The market needs to see stablecoin supply resume growth. For the first time since 2023, stablecoin market cap growth has turned negative, signaling a decline in liquidity flowing into the crypto market. Restoring liquidity is a necessary precondition for a shift in market sentiment.
Historically, market bottoms are often accompanied by the Relative Unrealized Loss metric rising above 30%, and in extreme cases reaching the 65–75% range, as seen at the cycle lows in 2018 and 2022. Currently, this metric has exceeded the long-term cycle average of 12%, but has yet to reach historically extreme levels.
Whale Activity: Can Large Holders Reverse the Trend?

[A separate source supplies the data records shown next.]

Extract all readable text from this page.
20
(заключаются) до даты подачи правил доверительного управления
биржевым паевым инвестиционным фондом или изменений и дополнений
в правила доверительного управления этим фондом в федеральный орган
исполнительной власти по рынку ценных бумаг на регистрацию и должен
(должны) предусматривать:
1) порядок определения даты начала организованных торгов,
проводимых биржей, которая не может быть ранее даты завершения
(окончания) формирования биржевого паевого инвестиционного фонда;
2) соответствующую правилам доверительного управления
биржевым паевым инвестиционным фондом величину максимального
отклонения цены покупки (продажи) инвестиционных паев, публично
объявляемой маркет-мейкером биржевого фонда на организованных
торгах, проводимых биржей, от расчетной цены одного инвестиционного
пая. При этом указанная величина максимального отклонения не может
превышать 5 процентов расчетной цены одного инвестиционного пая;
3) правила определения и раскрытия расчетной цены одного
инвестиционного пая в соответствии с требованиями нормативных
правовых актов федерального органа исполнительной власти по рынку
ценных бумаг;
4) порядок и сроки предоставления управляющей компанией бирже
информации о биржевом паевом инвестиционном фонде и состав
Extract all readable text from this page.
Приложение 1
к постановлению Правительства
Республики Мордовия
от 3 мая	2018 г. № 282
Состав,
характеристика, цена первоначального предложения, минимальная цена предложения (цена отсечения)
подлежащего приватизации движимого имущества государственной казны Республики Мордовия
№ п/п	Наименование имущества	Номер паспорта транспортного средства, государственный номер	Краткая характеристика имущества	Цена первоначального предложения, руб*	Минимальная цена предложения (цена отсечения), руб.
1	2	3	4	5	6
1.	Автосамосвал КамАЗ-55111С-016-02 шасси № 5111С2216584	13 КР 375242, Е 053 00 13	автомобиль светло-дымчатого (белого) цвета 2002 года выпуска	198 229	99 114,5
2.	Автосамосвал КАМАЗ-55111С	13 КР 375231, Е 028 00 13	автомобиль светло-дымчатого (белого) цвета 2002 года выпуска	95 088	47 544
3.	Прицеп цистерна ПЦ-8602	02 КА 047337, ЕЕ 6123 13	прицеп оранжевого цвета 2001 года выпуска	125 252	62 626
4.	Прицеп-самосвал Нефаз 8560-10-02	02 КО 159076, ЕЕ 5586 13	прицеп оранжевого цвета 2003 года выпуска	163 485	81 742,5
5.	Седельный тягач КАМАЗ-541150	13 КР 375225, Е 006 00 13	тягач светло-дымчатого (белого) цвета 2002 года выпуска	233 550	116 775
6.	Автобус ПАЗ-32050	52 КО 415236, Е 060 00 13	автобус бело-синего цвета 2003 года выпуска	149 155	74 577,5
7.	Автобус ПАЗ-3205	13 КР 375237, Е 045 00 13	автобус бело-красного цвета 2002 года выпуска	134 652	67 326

While the market remains broadly pessimistic, on-chain data shows that large holders are actively accumulating Bitcoin. Addresses holding 10,000 to 100,000 BTC have accumulated over 50,000 BTC in just four days, worth more than $3.58 billion at current prices.
This accumulation likely reflects strategic positioning rather than short-term speculation. Historically, large holders tend to buy aggressively during periods of market fear and after significant corrections.
Whale accumulation may help absorb some selling pressure and stabilize prices. Notably, these activities have mainly occurred after Bitcoin fell below $75,000, suggesting that "smart money" views the current price range as an attractive entry point.
However, whale accumulation alone is not enough to fully reverse the trend. Sustained recovery requires broader retail participation and institutional capital inflows. Key indicators to watch include flows into US spot Bitcoin ETFs and Bitcoin allocations on corporate balance sheets.
Key Bitcoin Support Levels Analysis
| Support Zone | Price Range (USD) | Support Type | Importance Level | Data Source |
|---|---|---|---|---|
| Short-Term Holder Cost | 66,900 - 70,600 | On-Chain Cost Basis | High | Glassnode |
| Long-Term Capital Entry | ~55,800 | Realized Price Mean | Very High | Glassnode |
| Macro Technical Target | ~51,511 | Technical Analysis | Medium | Head-and-Shoulders |
| Psychological Support | 68,072 - 65,360 | Technical Support | Medium | Recent Lows & Volatility Range |
Gate’s Perspective: Long-Term Trends and Trading Strategies
Despite short-term challenges, the long-term outlook remains noteworthy. According to Gate’s price prediction model, Bitcoin’s average price in 2026 is projected to be around $458,077.08, with potential fluctuations between $361,880.89 and $499,304.02.
Looking further ahead, by 2031, Bitcoin’s price is expected to reach an average of $741,471.23, representing a potential return of about 61% from current levels.
For traders, the current market environment calls for more cautious risk management. Given heightened volatility, it’s especially important to set appropriate stop-losses and control position sizes.
Glassnode notes that any market rebound may be corrective rather than a full trend reversal. In this environment, strategies such as dollar-cost averaging or building positions incrementally at promising support levels may offer a more prudent approach.
Outlook
Bitcoin’s price continues to fluctuate on Gate, and market uncertainty remains high, but on-chain data clearly highlights key support zones below.
The market is currently trading below the first support zone at $66,900–$70,600, but large holders are actively accumulating, suggesting the market may be nearing the end of short-term speculative selling. However, confirmation of a market bottom will require a broader return of demand.
The area near $55,800 remains a critical anchor for assessing long-term market health, while the $51,500 region is an extreme scenario target suggested by technical analysis.
Ultimately, the market bottom may not be a precise price point but rather a price range. True bottom signals will emerge when institutional demand returns, liquidity improves, and prices approach key on-chain support zones simultaneously.